C'est pourquoi nous réaffirmons
tous nos propos dans cet
article, qui n'a rien déformé de la réalité
d'une partie des
difficultés rencontrées par les doctorants et jeunes
docteurs. La
seule inexactitude, à notre connaissance, concerne les propos
de
Bertrand Stepnik (ne faisant pas partie de la CJC) qui parlait de
l'IAS et non du DEA.
L'article n'est certainement
pas complet, par exemple il ne
met pas l'accent sur la majorité des cas où la thèse
se déroule bien,
de même il ne parle pas des financements de thèses autres
que
l'allocation du ministère.
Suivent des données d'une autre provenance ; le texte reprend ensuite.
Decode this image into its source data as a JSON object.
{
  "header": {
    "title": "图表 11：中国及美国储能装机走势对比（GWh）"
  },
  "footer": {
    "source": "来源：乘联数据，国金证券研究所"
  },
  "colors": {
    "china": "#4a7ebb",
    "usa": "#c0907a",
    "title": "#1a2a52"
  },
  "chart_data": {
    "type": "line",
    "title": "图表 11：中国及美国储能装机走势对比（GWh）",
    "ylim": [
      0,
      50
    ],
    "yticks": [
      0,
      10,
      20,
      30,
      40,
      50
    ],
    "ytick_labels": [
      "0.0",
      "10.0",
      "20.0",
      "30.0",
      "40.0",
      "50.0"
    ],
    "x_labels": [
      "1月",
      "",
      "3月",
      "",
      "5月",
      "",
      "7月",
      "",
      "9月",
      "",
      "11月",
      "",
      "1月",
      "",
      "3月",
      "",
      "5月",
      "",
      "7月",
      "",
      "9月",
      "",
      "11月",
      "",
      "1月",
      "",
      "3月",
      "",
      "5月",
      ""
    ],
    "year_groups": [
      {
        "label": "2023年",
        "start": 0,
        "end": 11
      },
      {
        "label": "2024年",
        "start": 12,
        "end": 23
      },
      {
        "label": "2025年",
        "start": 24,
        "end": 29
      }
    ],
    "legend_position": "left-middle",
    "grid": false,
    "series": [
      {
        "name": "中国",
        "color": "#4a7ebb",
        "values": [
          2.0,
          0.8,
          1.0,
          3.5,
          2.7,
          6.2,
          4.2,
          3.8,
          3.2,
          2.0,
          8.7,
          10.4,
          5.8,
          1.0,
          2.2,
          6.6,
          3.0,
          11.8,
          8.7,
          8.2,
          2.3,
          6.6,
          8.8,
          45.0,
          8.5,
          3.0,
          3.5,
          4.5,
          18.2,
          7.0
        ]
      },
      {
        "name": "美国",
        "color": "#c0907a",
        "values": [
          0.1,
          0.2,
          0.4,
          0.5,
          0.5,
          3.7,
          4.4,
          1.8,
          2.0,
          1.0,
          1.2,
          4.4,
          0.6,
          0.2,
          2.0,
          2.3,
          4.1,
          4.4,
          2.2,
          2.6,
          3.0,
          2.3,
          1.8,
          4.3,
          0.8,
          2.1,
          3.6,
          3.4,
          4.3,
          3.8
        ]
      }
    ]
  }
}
Mais il décrit le sentiment
de malaise
ressenti par une très grande partie des doctorants et post-doctorants
et nous pensons que c'était le but recherché par son
auteur. Nous
avons reçu par ailleurs nombre de réactions positives
de jeunes
chercheurs (en poste permanent ou non) se reconnaissant dans le
tableau dressé par la journaliste. Il est regrettable que nos
propos
aient choqué certaines personnes, mais nous voulions que ceux
qui
n'ont pas conscience de la réalité de la situation des
jeunes
chercheurs sortent de leur tour d'ivoire. Nous pensons qu'il est
honteux de considérer que tout va bien pour tout le monde, que
nous
devrions être heureux de travailler pour un salaire si faible
ou de
nous expatrier pendant des années en renonçant à
notre vie privée dans
l'espoir d'un hypothétique recrutement en France, simplement
parce que
nous "faisons un métier qui nous plaît". Ce n'est pas
une raison pour
accepter n'importe quelles conditions de travail.
Nous sommes étonnés
du nombre de personnes qui semblent ne pas
admettre la réalité du malaise des jeunes chercheurs
et de la
difficulté pour eux d'obtenir un emploi permanent satisfaisant
que ce
soit dans le secteur public ou privé. Cet aveuglement face à
des faits
dérangeants est-il réel, ou feint de peur de conséquences
néfastes ?
Le rôle de la CJC étant d'aider les jeunes chercheurs,
elle ne peut
pas accepter l'adoption d'un silence consensuel sur les aspects
négatifs du déroulement de leur recherche et encourage
au contraire le
dialogue. Les doctorants qui n'osent pas parler de leurs problèmes
à
des responsables sont encore trop nombreux. Ils ont chaque fois la
même peur - celle de s'attirer plus d'ennuis - et ils recoivent
sous
ce prétexte presque à chaque fois le même message
de la part de leur
entourage de travail - ne surtout rien dire, ne pas se faire
remarquer. Il est notable que lorsque certains doctorants de notre
connaissance ont eu le courage de parler de leurs problèmes
ou de
suggérer quelques améliorations dans leur laboratoire,
ils ont reçu
des réactions d'incompréhension similaires à certaines
qu'a suscitées
l'article dans Ciel et Espace.
Nous espérons agir
dans l'intérêt des jeunes chercheurs, d'une
part en les poussant à parler et à ne pas rester passifs
devant les
obstacles qu'ils rencontrent, d'autre part en décrivant les
problèmes
sans complaisance et en réclamant des changements en conséquence,
particulièrement lorsque des solutions assez faciles à
mettre en place
existent.
Nous encourageons tout débat
qui pourra être mis en place à ce
sujet au sein de chaque laboratoire ou École Doctorale, afin
que le
dialogue s'installe entre jeunes chercheurs et chercheurs en poste
permanent, que les problèmes soient abordés et des actions
engagées
dans la mesure du possible. Nous donnons quelques exemples d'actions
à
la fin de cet e-mail.
Nous sommes conscients de
la difficulté de la tâche que nous
proposons puisque nous souhaitons principalement changer les
mentalités et les agissements, de certains chercheurs permanents
pour
qu'ils se préoccupent et s'occupent mieux de leurs
doctorants/post-doctorants, et des jeunes chercheurs pour qu'ils
soient plus actifs et efficaces à régler leurs problèmes.
Nous avons
donc besoin de la bonne volonté de tous pour changer les choses
et
nous vous remercions de l'aide que vous pourrez apporter !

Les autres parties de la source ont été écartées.